FOLLIE AUTUNNALI: NEGOZI E UFFICI AL POSTO DELL’EX CERAMICA

dora-catenaLa febbre edilizia dei maxi-progetti continua a colpire Mantova

Non bastava “Mantova Hub”, il maxi-progetto al centro di un curioso caso di “favori” e “fretta” tra il Sindaco #Palazzi e lo studio dell’Archistar Boeri: una “grande opera dell’archistar” che pare assomigliare curiosamente ad una nota tesi di laurea scritta pochi anni fa da una studentessa del politecnico.
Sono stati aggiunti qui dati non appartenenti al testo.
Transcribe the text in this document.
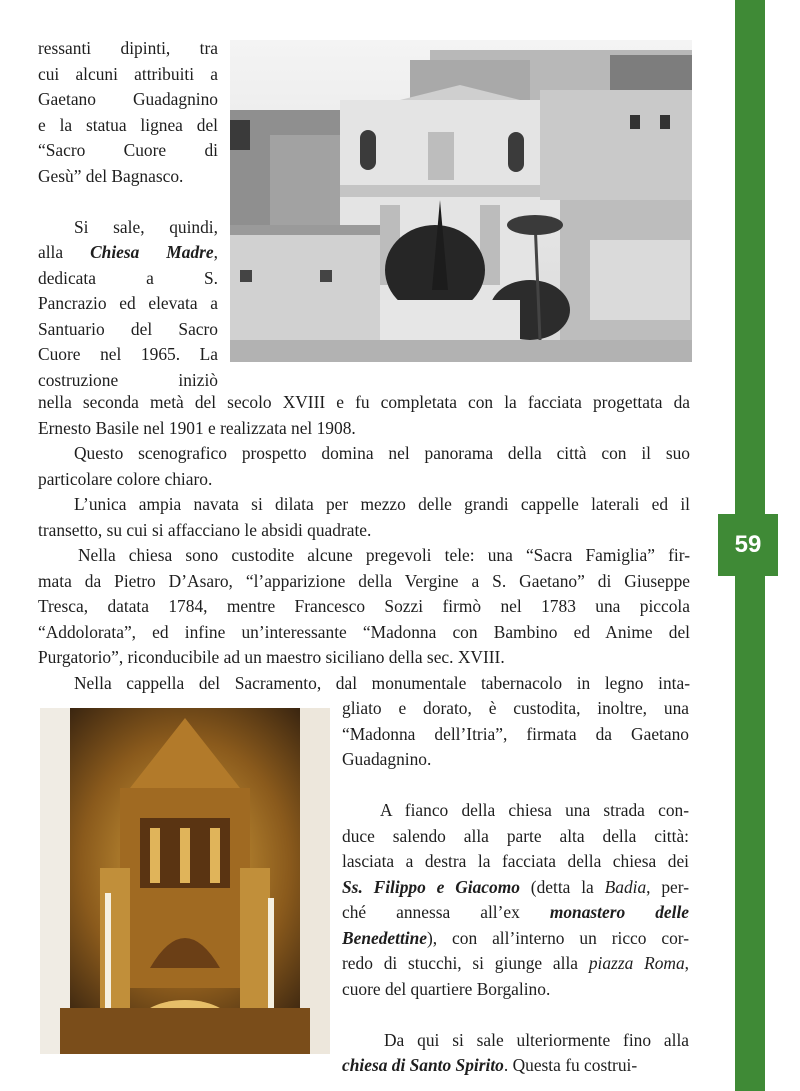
59
ressanti dipinti, tra
cui alcuni attribuiti a
Gaetano Guadagnino
e la statua lignea del
“Sacro Cuore di
Gesù” del Bagnasco.
Si sale, quindi,
alla Chiesa Madre,
dedicata a S.
Pancrazio ed elevata a
Santuario del Sacro
Cuore nel 1965. La
costruzione iniziò
nella seconda metà del secolo XVIII e fu completata con la facciata progettata da
Ernesto Basile nel 1901 e realizzata nel 1908.
Questo scenografico prospetto domina nel panorama della città con il suo
particolare colore chiaro.
L’unica ampia navata si dilata per mezzo delle grandi cappelle laterali ed il
transetto, su cui si affacciano le absidi quadrate.
Nella chiesa sono custodite alcune pregevoli tele: una “Sacra Famiglia” fir-
mata da Pietro D’Asaro, “l’apparizione della Vergine a S. Gaetano” di Giuseppe
Tresca, datata 1784, mentre Francesco Sozzi firmò nel 1783 una piccola
“Addolorata”, ed infine un’interessante “Madonna con Bambino ed Anime del
Purgatorio”, riconducibile ad un maestro siciliano della sec. XVIII.
Nella cappella del Sacramento, dal monumentale tabernacolo in legno inta-
gliato e dorato, è custodita, inoltre, una
“Madonna dell’Itria”, firmata da Gaetano
Guadagnino.
A fianco della chiesa una strada con-
duce salendo alla parte alta della città:
lasciata a destra la facciata della chiesa dei
Ss. Filippo e Giacomo (detta la Badia, per-
ché annessa all’ex monastero delle
Benedettine), con all’interno un ricco cor-
redo di stucchi, si giunge alla piazza Roma,
cuore del quartiere Borgalino.
Da qui si sale ulteriormente fino alla
chiesa di Santo Spirito. Questa fu costrui-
In questa idea progettuale #Boeri rilancia inoltre l’idea di creare un istituto comprensivo da 9 milioni di euro all’interno della Ex-Ceramica, conservandone le architetture industriali.

Ora ci si mette anche la proprietà dell’area, la ditta Arioli e Bianchi che propone di costruire nuovi uffici, negozi e case a ridosso dell’ex complesso industriale. Sarebbe un’idea discutibile pensando che Mantova ha già migliaia di alloggi sfitti e centinaia di negozi vuoti ma, guardando a 200metri dall’area interessata, ovvero al complesso di via Gombrich e via Nerli, pieno di case e negozi invenduti, si può parlare di “follìa”:
queste non sono idee di riqualificazione, né tantomeno di rigenerazione dalla parte dei cittadini: sono pura speculazione che punta ad arricchire soggetti privati.

Speriamo ci sia una presa d’atto della situazione nel livello amministrativo locale e nazionale per fermare nuove avventure edilizie. Per fare un servizio ai cittadini, un’opera strategicamente utile per il territorio e sicuramente meno costosa noi proponiamo di prendere ad esempio l’enorme ex-area industriale del Parco Dora di Torino, che è stata recuperata come spazio aggregativo mantenendo la struttura originaria.

Quello che è certo è che un’area così vasta a ridosso del centro va ripensata collettivamente e non a colpi di bandi calati dall’alto e progetti “miracolosi” dell’archistar di turno. Esiste la possibilità di trasformare quell’area in un gioiello per il quartiere e per la città tutta. Cerchiamo di evitare che si ripetano gli errori del passato semplicemente perché qualcuno li agghinda come novità.